Enhancement of learning rare Gene Ontology annotations
The strikingly improved performance of the network for rare (for example, level 3 to 10) GO annotations raises the question of why the network should show such an improvement for these cases. In particular, the related MouseFunc implementation of this algorithm was one of the top performers in the MouseFunc competition for the GO level 3 to 10 annotation predictions on held-out genes, and by a considerable margin in the BP and CC categories. One possibility for this enhanced performance relates to an intrinsic property of the network for allowing only functionally related genes to propagate annotation - that is, not all terms are considered as candidates for all genes, but rather only those genes directly linked to a gene carrying a term can be considered for having that term. This local connectivity produces two related effects, one on the prior odds of each annotation being awarded and one on the prior odds of each gene to receive the annotation. First, it awards terms in proportion to the prior odds of having that term - rare terms annotate only a few genes, which have limited neighbors, which in turn are the only genes considered for those terms, thereby resulting in those terms being assigned only rarely in the resulting predictions. Second, as indicated above, in addition to enforcing the low prior odds for awarding rare terms, only the linked genes can receive the rare term; not all genes have equal chances of being labeled with the term. We speculate that these dual effects may augment the network-based prediction of rare terms relative to the classification-based strategies.
Implications for discovery of remaining gene functions
One point in particular bears noting: the data employed in the MouseFunc competition represented only a small fraction of that currently available; thus, simply by including more of the data sets already in existence, we can expect a large improvement in prediction of the remaining gene functions. In particular, there is considerable additional mRNA expression data spanning diverse mouse/human tissues, cell types, and treatments (>500 mouse and >600 human DNA microarray datasets are available in the Gene Expression Omnibus database , >200 mouse and >300 human SAGE libraries are available in NCBI SAGEmap , and approximately 600 mouse and >6,000 human DNA microarray data sets are available from the Stanford Microarray Database ). There are also considerable data regarding protein interactions, such as human yeast two-hybrid protein interaction data (for example ), omitted from MouseFunc, and considerable data from comparative genomics approaches for inferring interactions (reviewed in ), such as the approaches of phylogenetic profiles, gene fusions, and conserved gene neighbors.
While these latter methods do not measure protein sequence similarity, they require amino acid sequences to calculate, and therefore were excluded from the MouseFunc competition; they nonetheless add considerable value for analyzing animal gene functions. For example, knowledge of bacterial or archaeal homologs' operon organization has been shown to be a useful predictor of functional relationships among animal genes ; in the absence of sequence information, these data could not be included. Likewise, phylogenetic profiles based primarily upon eukaryotic genomes, as in the competition, are known to be much poorer predictors of gene functional associations than phylogenetic profiles based entirely upon bacterial genomes (for example, see [20, 33]). Beyond these data, incorporation of data from other species via orthology also offers a rich source of evidence likely useful for predicting mouse gene function. We estimate that these various data (not even considering orthologous data sets) represent approximately 120 million individual experimental observations, that is, more than ten-fold more data than employed in the MouseFunc competition. Thus, there is a great opportunity for data-mining approaches of the sort explored here to directly infer mouse gene functions even if limited to current datasets.

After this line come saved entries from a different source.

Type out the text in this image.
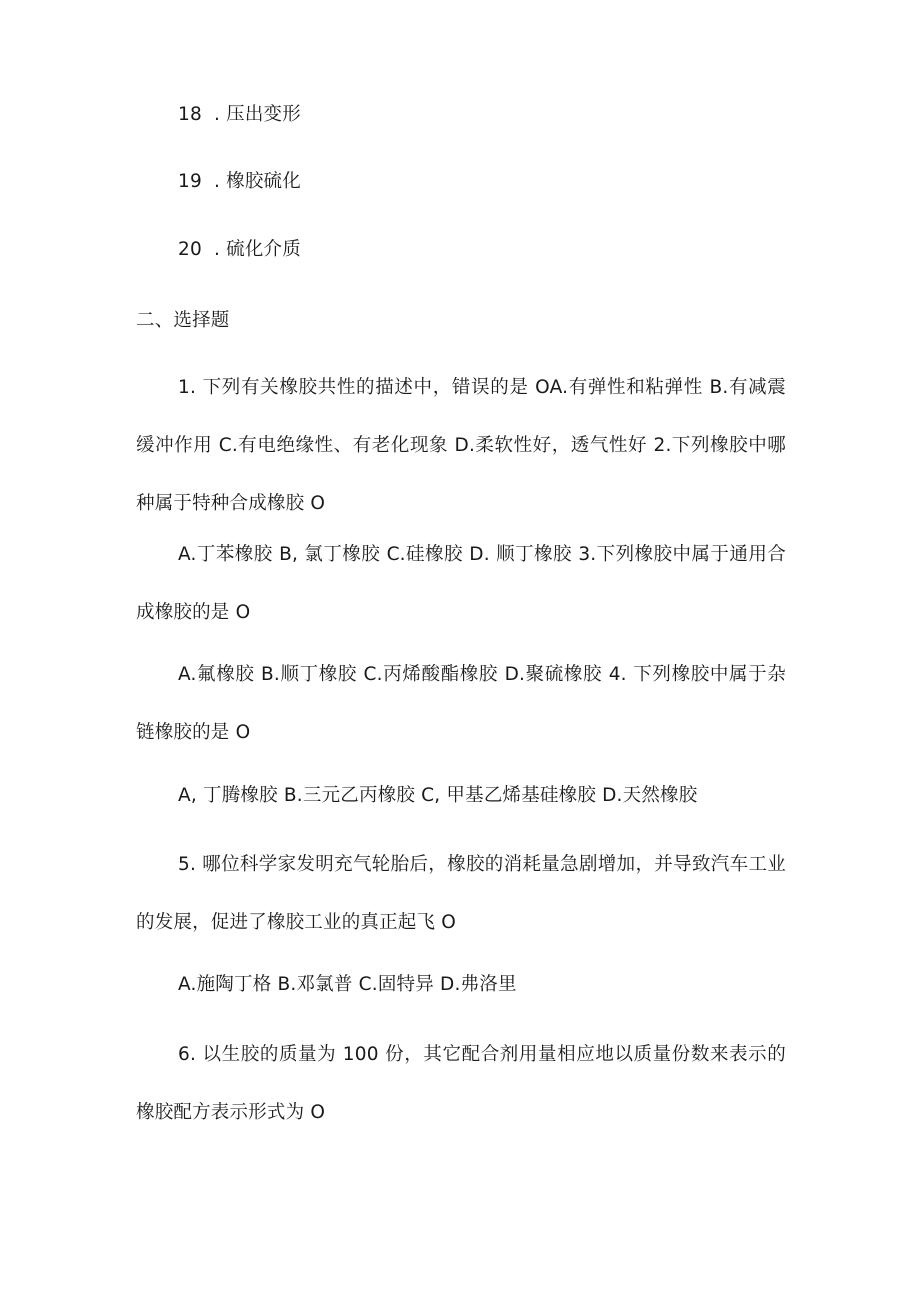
18 . 压出变形
19 . 橡胶硫化
20 . 硫化介质
二、选择题
1. 下列有关橡胶共性的描述中，错误的是 OA.有弹性和粘弹性 B.有减震缓冲作用 C.有电绝缘性、有老化现象 D.柔软性好，透气性好 2.下列橡胶中哪种属于特种合成橡胶 O
A.丁苯橡胶 B, 氯丁橡胶 C.硅橡胶 D. 顺丁橡胶 3.下列橡胶中属于通用合成橡胶的是 O
A.氟橡胶 B.顺丁橡胶 C.丙烯酸酯橡胶 D.聚硫橡胶 4. 下列橡胶中属于杂链橡胶的是 O
A, 丁腾橡胶 B.三元乙丙橡胶 C, 甲基乙烯基硅橡胶 D.天然橡胶
5. 哪位科学家发明充气轮胎后，橡胶的消耗量急剧增加，并导致汽车工业的发展，促进了橡胶工业的真正起飞 O
A.施陶丁格 B.邓氯普 C.固特异 D.弗洛里
6. 以生胶的质量为 100 份，其它配合剂用量相应地以质量份数来表示的橡胶配方表示形式为 O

We demonstrate that mouse gene functions can be accurately learned directly from current functional genomics, proteomics, and phenotypic data sets. Using a combination of approaches, our median performance for predicting all of the held-out test set mouse gene GO annotations is reasonably high (AUC = 0.865, APR = 0.195). We explored the relative contributions to the predictions of two different computational strategies - propagation of annotation through a functional gene network and direct prediction of annotation using an ensemble of classifiers - and showed that the network-based strategy significantly outperformed the tested classifier-based strategy for relatively infrequent GO terms, while performing similarly for frequent terms. Analysis of the functions that remain poorly predicted highlights areas for improved data integration and analyses. Finally, this work also results in a single gene network that both spans the majority of mouse genes (>70% of mouse genes in the high confidence network) and is predictive of mouse (and therefore often human) gene function .
Materials and methods
In the context of the MouseFunc competition, we were provided with several data sets describing features of the 21,603 genes in the mouse genome (as of February 2006). The datasets are described elsewhere ; we provide short descriptions here.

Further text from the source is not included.